Scossi da un altro sciame
di Francesco Feola - giovedì 25 agosto 2016 ore 15:10
Non è che sia stato il mio primo pensiero, la poesia che suggerisco qui di seguito, appena ho appreso la notizia del terremoto che ha colpito il Centro Italia in questo 24 agosto 2016, data ormai impressa per sempre come una cicatrice, l’ennesima, sul volto della nostra storia.
Ma è stata la prima cosa sensata cui ho pensato per dare voce alle mie lacrime senza scadere nella retorica facile, melensa, scontata. Inutile. E così, per fugare il rischio sempre in agguato di scrivere banalità, e tuttavia mosso dal bisogno di partecipare in qualche misura, ho voluto rileggere i versi di un grande poeta italiano, Valerio Magrelli, che ho conosciuto personalmente a Pisa, a fine maggio 2016, durante un reading di poesia nel chiostro della Chiesa di San Michele degli Scalzi.
Tra i brani che Magrelli scelse di leggere in quell’occasione vi fu Lo sciame, tratto dalla sua raccolta di poesie Il sangue amaro,e che in queste ore assume un significato tragicamente rinnovato.
Mi parve subito un modo senz’altro originale di raccontare un dramma come quello di un terremoto, che distrugge tutto e mette l’uomo di fronte alla sua impotenza.

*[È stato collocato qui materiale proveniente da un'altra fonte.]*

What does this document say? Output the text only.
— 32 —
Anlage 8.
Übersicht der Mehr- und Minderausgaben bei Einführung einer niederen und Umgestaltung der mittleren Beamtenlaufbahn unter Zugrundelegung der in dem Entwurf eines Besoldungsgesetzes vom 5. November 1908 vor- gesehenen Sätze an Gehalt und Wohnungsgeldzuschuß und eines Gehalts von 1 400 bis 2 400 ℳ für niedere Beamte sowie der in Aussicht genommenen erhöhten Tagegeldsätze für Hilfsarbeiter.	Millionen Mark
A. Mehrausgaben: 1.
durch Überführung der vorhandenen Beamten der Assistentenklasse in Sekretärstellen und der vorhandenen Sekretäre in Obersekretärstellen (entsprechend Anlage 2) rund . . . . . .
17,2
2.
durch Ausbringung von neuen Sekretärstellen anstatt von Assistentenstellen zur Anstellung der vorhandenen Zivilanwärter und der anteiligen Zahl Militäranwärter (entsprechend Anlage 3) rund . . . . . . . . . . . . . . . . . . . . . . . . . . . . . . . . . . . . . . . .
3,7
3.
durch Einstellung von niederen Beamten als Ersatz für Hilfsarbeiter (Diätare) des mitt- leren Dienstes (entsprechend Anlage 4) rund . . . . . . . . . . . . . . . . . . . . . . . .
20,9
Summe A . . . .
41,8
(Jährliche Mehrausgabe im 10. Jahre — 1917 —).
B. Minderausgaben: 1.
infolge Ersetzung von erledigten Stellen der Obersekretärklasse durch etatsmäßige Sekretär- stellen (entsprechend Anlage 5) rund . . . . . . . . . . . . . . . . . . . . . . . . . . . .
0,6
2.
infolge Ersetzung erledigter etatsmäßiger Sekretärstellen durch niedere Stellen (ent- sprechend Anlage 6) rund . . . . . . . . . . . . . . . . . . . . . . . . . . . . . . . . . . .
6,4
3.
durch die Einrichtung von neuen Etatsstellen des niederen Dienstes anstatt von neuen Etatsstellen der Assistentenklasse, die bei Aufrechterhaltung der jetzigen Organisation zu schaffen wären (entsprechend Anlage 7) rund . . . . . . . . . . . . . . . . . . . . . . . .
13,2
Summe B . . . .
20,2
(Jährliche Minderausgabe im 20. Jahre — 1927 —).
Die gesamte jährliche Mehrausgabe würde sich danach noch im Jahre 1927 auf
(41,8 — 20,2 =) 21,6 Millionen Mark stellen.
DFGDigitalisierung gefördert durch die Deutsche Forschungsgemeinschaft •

Un modo incredibilmente semplice eppure così efficace per descrivere qualcosa che non è possibile comprendere razionalmente.

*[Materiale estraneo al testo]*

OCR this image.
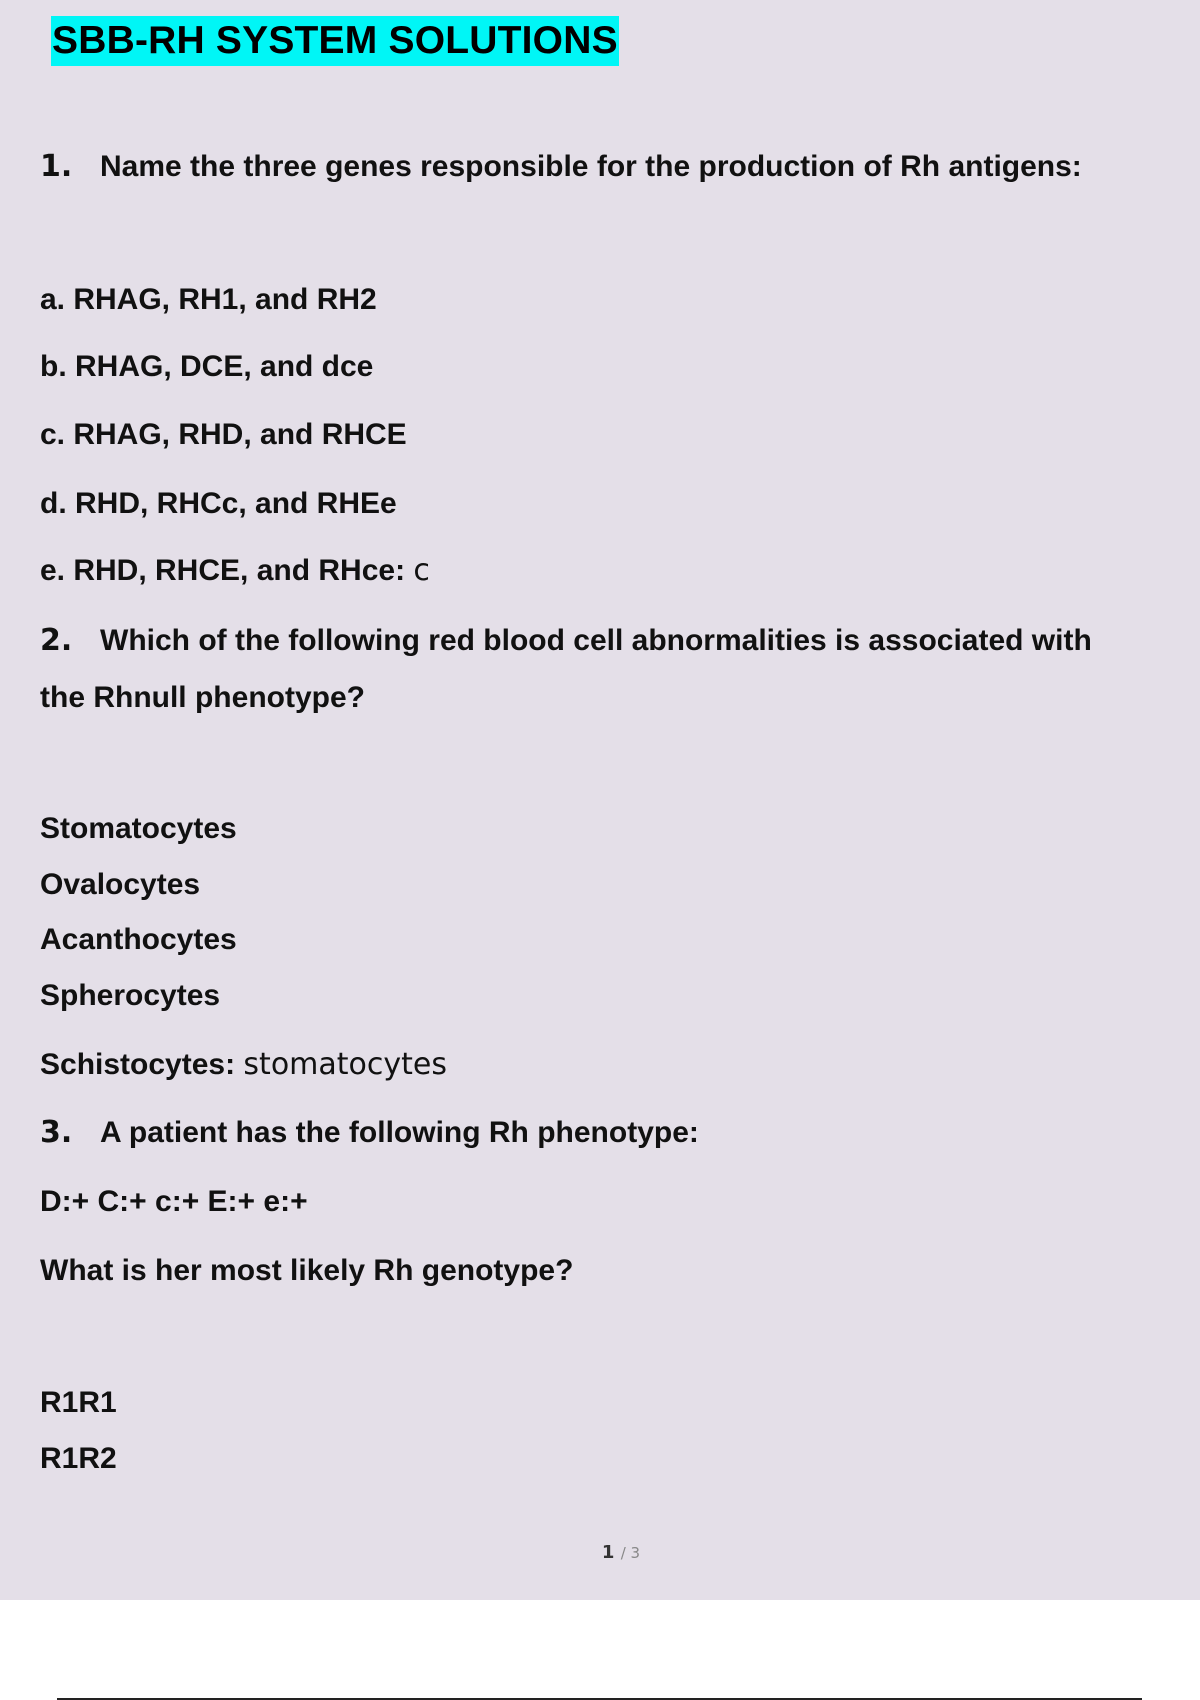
SBB-RH SYSTEM SOLUTIONS
1. Name the three genes responsible for the production of Rh antigens:
a. RHAG, RH1, and RH2
b. RHAG, DCE, and dce
c. RHAG, RHD, and RHCE
d. RHD, RHCc, and RHEe
e. RHD, RHCE, and RHce: c
2. Which of the following red blood cell abnormalities is associated with
the Rhnull phenotype?
Stomatocytes
Ovalocytes
Acanthocytes
Spherocytes
Schistocytes: stomatocytes
3. A patient has the following Rh phenotype:
D:+ C:+ c:+ E:+ e:+
What is her most likely Rh genotype?
R1R1
R1R2
1 / 3
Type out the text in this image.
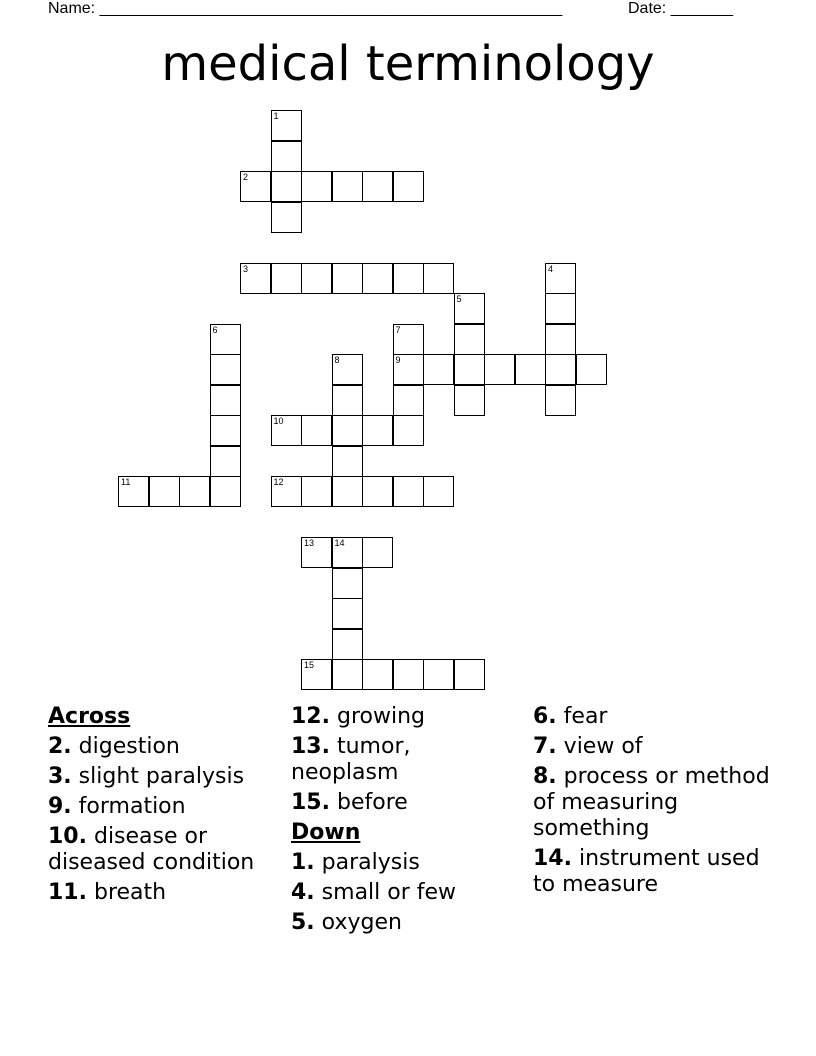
Name: ____________________________________________________	Date: _______
medical terminology
1
2
3	4
5
6	7
9
8
10
11	12
13 14
15
Across
2. digestion
3. slight paralysis
9. formation
10. disease or diseased condition
11. breath
12. growing
13. tumor, neoplasm
15. before
Down
1. paralysis
4. small or few
5. oxygen
6. fear
7. view of
8. process or method of measuring something
14. instrument used to measure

Fui colpito dall’immagine di uno sciame di api cattive che si riprende con un dispetto tutto ciò che è suo, a cominciare dalle nostre case, da cui siamo sfrattati bruscamente (e questo nella migliore delle ipotesi). Un’immagine così immediata che sembra parlare a un bambino, ma che tocca la sensibilità di chiunque, forse proprio per quel registro straniante, solo in apparenza discorde con il tema affrontato.

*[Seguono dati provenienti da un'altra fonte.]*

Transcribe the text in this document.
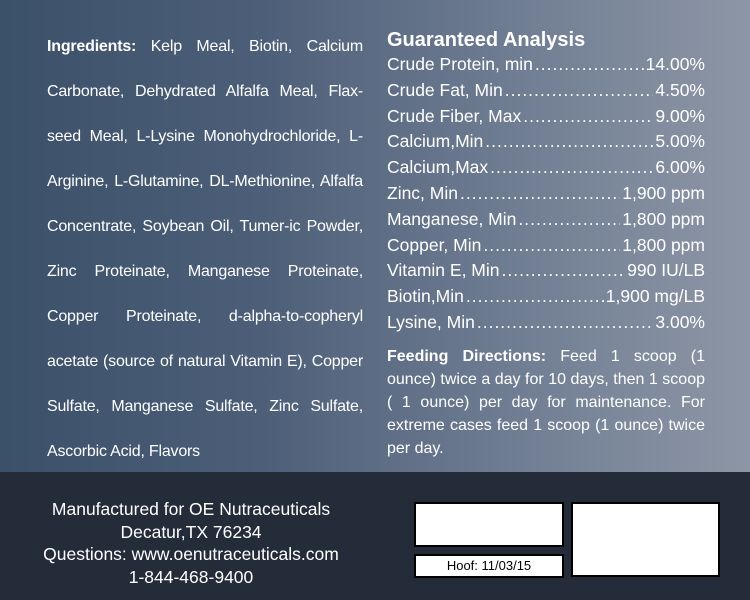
Ingredients: Kelp Meal, Biotin, Calcium Carbonate, Dehydrated Alfalfa Meal, Flax-seed Meal, L-Lysine Monohydrochloride, L-Arginine, L-Glutamine, DL-Methionine, Alfalfa Concentrate, Soybean Oil, Tumer-ic Powder, Zinc Proteinate, Manganese Proteinate, Copper Proteinate, d-alpha-to-copheryl acetate (source of natural Vitamin E), Copper Sulfate, Manganese Sulfate, Zinc Sulfate, Ascorbic Acid, Flavors
Guaranteed Analysis
Crude Protein, min .....	14.00%
Crude Fat, Min .....	4.50%
Crude Fiber, Max .....	9.00%
Calcium,Min .....	5.00%
Calcium,Max .....	6.00%
Zinc, Min .....	1,900 ppm
Manganese, Min .....	1,800 ppm
Copper, Min .....	1,800 ppm
Vitamin E, Min .....	990 IU/LB
Biotin,Min .....	1,900 mg/LB
Lysine, Min .....	3.00%
Feeding Directions: Feed 1 scoop (1 ounce) twice a day for 10 days, then 1 scoop ( 1 ounce) per day for maintenance. For extreme cases feed 1 scoop (1 ounce) twice per day.
Manufactured for OE Nutraceuticals
Decatur,TX 76234
Questions: www.oenutraceuticals.com
1-844-468-9400
Hoof: 11/03/15
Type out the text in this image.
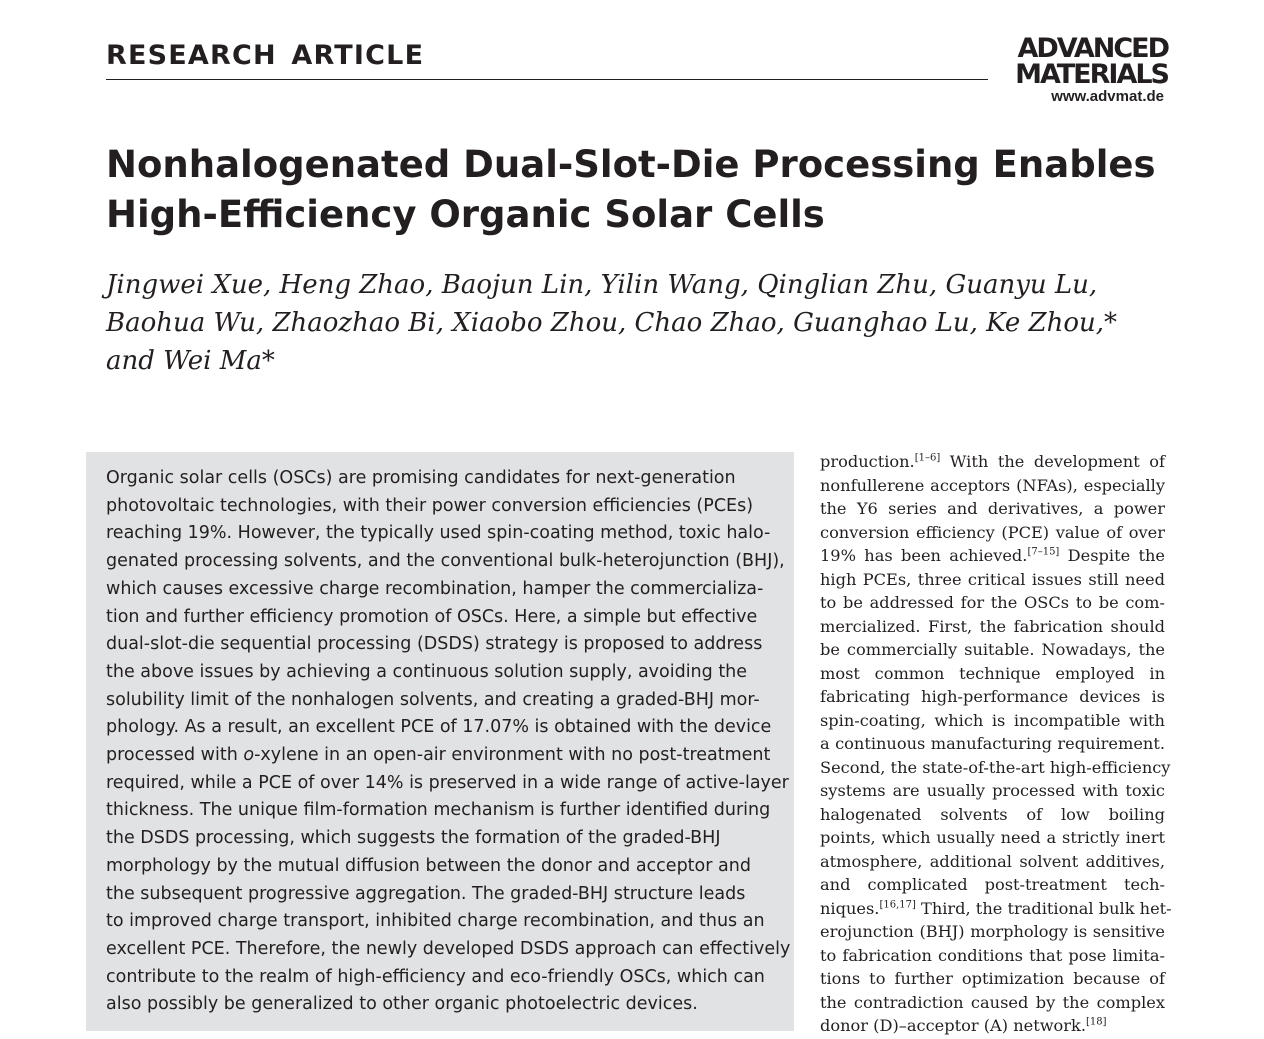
RESEARCH ARTICLE	ADVANCED
MATERIALS
www.advmat.de
Nonhalogenated Dual-Slot-Die Processing Enables
High-Efficiency Organic Solar Cells
Jingwei Xue, Heng Zhao, Baojun Lin, Yilin Wang, Qinglian Zhu, Guanyu Lu,
Baohua Wu, Zhaozhao Bi, Xiaobo Zhou, Chao Zhao, Guanghao Lu, Ke Zhou,*
and Wei Ma*
Organic solar cells (OSCs) are promising candidates for next-generation
photovoltaic technologies, with their power conversion efficiencies (PCEs)
reaching 19%. However, the typically used spin-coating method, toxic halo-
genated processing solvents, and the conventional bulk-heterojunction (BHJ),
which causes excessive charge recombination, hamper the commercializa-
tion and further efficiency promotion of OSCs. Here, a simple but effective
dual-slot-die sequential processing (DSDS) strategy is proposed to address
the above issues by achieving a continuous solution supply, avoiding the
solubility limit of the nonhalogen solvents, and creating a graded-BHJ mor-
phology. As a result, an excellent PCE of 17.07% is obtained with the device
processed with o-xylene in an open-air environment with no post-treatment
required, while a PCE of over 14% is preserved in a wide range of active-layer
thickness. The unique film-formation mechanism is further identified during
the DSDS processing, which suggests the formation of the graded-BHJ
morphology by the mutual diffusion between the donor and acceptor and
the subsequent progressive aggregation. The graded-BHJ structure leads
to improved charge transport, inhibited charge recombination, and thus an
excellent PCE. Therefore, the newly developed DSDS approach can effectively
contribute to the realm of high-efficiency and eco-friendly OSCs, which can
also possibly be generalized to other organic photoelectric devices.
production.[1–6] With the development of
nonfullerene acceptors (NFAs), especially
the Y6 series and derivatives, a power
conversion efficiency (PCE) value of over
19% has been achieved.[7–15] Despite the
high PCEs, three critical issues still need
to be addressed for the OSCs to be com-
mercialized. First, the fabrication should
be commercially suitable. Nowadays, the
most common technique employed in
fabricating high-performance devices is
spin-coating, which is incompatible with
a continuous manufacturing requirement.
Second, the state-of-the-art high-efficiency
systems are usually processed with toxic
halogenated solvents of low boiling
points, which usually need a strictly inert
atmosphere, additional solvent additives,
and complicated post-treatment tech-
niques.[16,17] Third, the traditional bulk het-
erojunction (BHJ) morphology is sensitive
to fabrication conditions that pose limita-
tions to further optimization because of
the contradiction caused by the complex
donor (D)–acceptor (A) network.[18]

E soprattutto già allora, al primo ascolto, mi sembrò un punto di vista molto interessante, tutt’altro che banale, e per niente retorico.
Lo sciame
Per non dimenticare il Policida
Si dice “sciame di scosse”, come fossero api,
ma api che ci cacciano da casa,
api che fanno un miele amaro amaro,
di dolore, di nausea, di paura.
Ci eravamo accampati sopra il loro alveare,
ecco perché ci cacciano.
Non siamo a casa neanche a casa nostra,
anche la nostra casa è casa d’altri,
la casa di qualcuno arrivato da prima
e che adesso ci caccia.
Vengono a sciami, si riprendono casa,
la loro casa, da cui ci scuotono via,
punendoci per la nostra presunzione:
essere stati tanto fiduciosi
da credere che il mondo si potesse abitare.